Sjarush stripped and threw his soiled T-shirt, shorts and under shorts into a clothes hamper. He slid the shower door open and turned on the water to the shower nozzle, adjusted the temperature to luke-warm then stepped into the spray and slid the door shut. He basked in the gentle fall of warm water over his body. As his skin got used to the temperature, he tweaked the hot valve a little until the temperature reddened his skin comfortably; the sensation was as complete as the nirvana he'd experienced when he'd first placed the dandelions into Sari's hand. He wet his tangled black hair and turned slowly allowing himself to enjoy the pleasures of the shower. Eventually, he stepped away from the pleasure and proceeded with the task of washing. First, he shampooed his long hair. He was startled as clumps of black and gray hair stuck to his hands, but shrugged, with the realization that shedding was expected since it had been so very long since he had showered or even combed his hair. The gray had to be from his fasting; he was sure the fasting had to have taken a heavy toll on his body. He must have looked a fright to Mama last night, and yet, she had accepted his unexplained presence with a sincere hug and tears of joy to see him. As he scrubbed himself with a soapy wash cloth, he took inventory of his pale but still brown skin over thin muscle and protruding joints. His ribs protruded, his belly distended and his hips were bowl shaped with skin over them. He reminded himself of some old swami dressed in nothing but the wrappings around his loins in New Delhi, begging on the street.

He noticed hair in armpits and groin he hadn't realized before. Of course, an eight year old boy wouldn't have these developments and that was how he had mentally seen himself. And, he had grown elsewhere, which, upon reflection, pleased him.

He rinsed and with some reluctance turned off the water and stepped out of the shower stall onto a fluffy floor mat.

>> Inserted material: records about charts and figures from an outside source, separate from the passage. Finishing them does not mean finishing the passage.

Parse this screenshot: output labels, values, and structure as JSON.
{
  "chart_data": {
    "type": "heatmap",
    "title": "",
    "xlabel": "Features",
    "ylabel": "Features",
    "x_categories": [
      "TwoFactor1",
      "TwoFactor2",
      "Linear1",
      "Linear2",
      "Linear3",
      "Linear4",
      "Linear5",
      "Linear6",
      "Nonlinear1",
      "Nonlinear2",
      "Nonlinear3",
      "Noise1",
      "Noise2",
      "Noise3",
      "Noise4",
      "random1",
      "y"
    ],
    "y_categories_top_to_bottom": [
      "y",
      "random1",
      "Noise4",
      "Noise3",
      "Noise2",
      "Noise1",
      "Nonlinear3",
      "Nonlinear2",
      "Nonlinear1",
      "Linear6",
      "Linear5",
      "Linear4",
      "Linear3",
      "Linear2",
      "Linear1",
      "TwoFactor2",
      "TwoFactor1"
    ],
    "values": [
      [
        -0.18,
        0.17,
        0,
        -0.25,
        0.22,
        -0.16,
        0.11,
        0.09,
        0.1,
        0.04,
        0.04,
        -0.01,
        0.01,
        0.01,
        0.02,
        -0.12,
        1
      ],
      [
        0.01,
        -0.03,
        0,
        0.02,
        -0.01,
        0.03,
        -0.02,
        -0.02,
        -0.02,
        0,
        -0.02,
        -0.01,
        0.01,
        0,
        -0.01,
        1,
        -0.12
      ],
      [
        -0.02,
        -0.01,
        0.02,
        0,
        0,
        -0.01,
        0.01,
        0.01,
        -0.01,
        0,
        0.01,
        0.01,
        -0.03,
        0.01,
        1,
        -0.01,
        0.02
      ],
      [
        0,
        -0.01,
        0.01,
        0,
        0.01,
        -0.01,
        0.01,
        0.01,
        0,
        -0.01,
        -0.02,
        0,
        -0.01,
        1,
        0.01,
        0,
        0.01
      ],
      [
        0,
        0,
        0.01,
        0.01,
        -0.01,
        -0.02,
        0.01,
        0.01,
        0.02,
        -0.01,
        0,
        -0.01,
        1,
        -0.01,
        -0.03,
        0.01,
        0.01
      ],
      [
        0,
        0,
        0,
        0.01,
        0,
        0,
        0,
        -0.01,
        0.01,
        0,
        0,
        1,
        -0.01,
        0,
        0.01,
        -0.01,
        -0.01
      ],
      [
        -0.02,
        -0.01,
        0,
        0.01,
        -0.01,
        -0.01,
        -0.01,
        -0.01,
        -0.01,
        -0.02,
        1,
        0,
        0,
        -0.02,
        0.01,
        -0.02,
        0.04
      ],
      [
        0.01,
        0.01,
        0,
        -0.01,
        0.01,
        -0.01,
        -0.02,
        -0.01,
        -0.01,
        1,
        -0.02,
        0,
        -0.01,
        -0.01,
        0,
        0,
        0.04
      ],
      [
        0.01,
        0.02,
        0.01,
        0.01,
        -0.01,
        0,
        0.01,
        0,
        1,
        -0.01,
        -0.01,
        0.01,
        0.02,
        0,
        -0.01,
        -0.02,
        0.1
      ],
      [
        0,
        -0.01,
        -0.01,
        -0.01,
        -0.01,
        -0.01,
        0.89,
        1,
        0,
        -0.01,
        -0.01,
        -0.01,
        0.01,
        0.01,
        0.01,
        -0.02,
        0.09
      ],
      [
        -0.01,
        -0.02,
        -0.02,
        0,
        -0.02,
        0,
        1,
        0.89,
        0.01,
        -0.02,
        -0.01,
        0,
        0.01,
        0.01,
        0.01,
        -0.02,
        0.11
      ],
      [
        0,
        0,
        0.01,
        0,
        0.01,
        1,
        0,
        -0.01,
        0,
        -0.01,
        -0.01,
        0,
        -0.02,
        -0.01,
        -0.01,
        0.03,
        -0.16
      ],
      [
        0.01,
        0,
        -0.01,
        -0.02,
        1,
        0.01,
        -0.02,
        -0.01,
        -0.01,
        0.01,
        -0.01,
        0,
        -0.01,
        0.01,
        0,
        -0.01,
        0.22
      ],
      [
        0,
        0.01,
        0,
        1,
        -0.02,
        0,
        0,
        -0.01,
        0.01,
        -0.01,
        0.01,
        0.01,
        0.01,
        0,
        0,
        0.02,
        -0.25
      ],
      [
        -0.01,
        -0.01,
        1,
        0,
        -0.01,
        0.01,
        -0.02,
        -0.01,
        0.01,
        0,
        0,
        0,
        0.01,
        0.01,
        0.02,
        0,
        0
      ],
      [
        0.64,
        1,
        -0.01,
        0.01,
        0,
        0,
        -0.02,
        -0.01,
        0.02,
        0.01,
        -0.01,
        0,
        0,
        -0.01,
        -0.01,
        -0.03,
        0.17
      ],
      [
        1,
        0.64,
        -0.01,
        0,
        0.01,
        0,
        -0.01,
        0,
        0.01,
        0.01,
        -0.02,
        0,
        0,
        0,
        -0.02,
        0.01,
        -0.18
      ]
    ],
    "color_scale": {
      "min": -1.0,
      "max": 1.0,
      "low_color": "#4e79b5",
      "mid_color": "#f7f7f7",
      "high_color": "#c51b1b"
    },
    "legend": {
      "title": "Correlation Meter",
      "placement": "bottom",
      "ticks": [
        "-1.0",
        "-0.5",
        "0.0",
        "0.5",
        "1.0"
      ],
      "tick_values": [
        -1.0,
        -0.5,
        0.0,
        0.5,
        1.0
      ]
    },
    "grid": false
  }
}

He wrapped his hair then dried his body. As he rubbed his arms, legs, backs of his shoulders and chest with a plush, soft towel, dead skin rolled and balled up. Sjarush wondered if he should rinse again, but as he dried, the dried, dead skin layer brushed off leaving smooth skin. Sjarush dressed before removing the towel from his hair. He found two combs on the shelf by the sink. He picked the wide toothed comb for the initial de-tangling. When he was ready for the finer toothed comb he finally looked into the mirror. A gasp escaped involuntarily as he looked at his thin face, his green eyes, gray streaked black hair, and the wisp of a beard and mustache.

"But I have brown eyes. Or, rather, I used to have brown eyes."

Sjarush finished, placed the soiled towels and wash cloths into the clothes hamper, put on his socks and slipped on the shoes, which to his surprise, fitted his feet comfortably. As he stood, the automaton returned and again instructed him to follow.

He was lead back to the smaller room with the table, and when he stepped in through the doorway, he braced himself for the hug from his mother. He recognized Dr. Ferris and Dr. Sorensen who stood next to the chairs by the card table. They were smiling and Sjarush knew he was going home.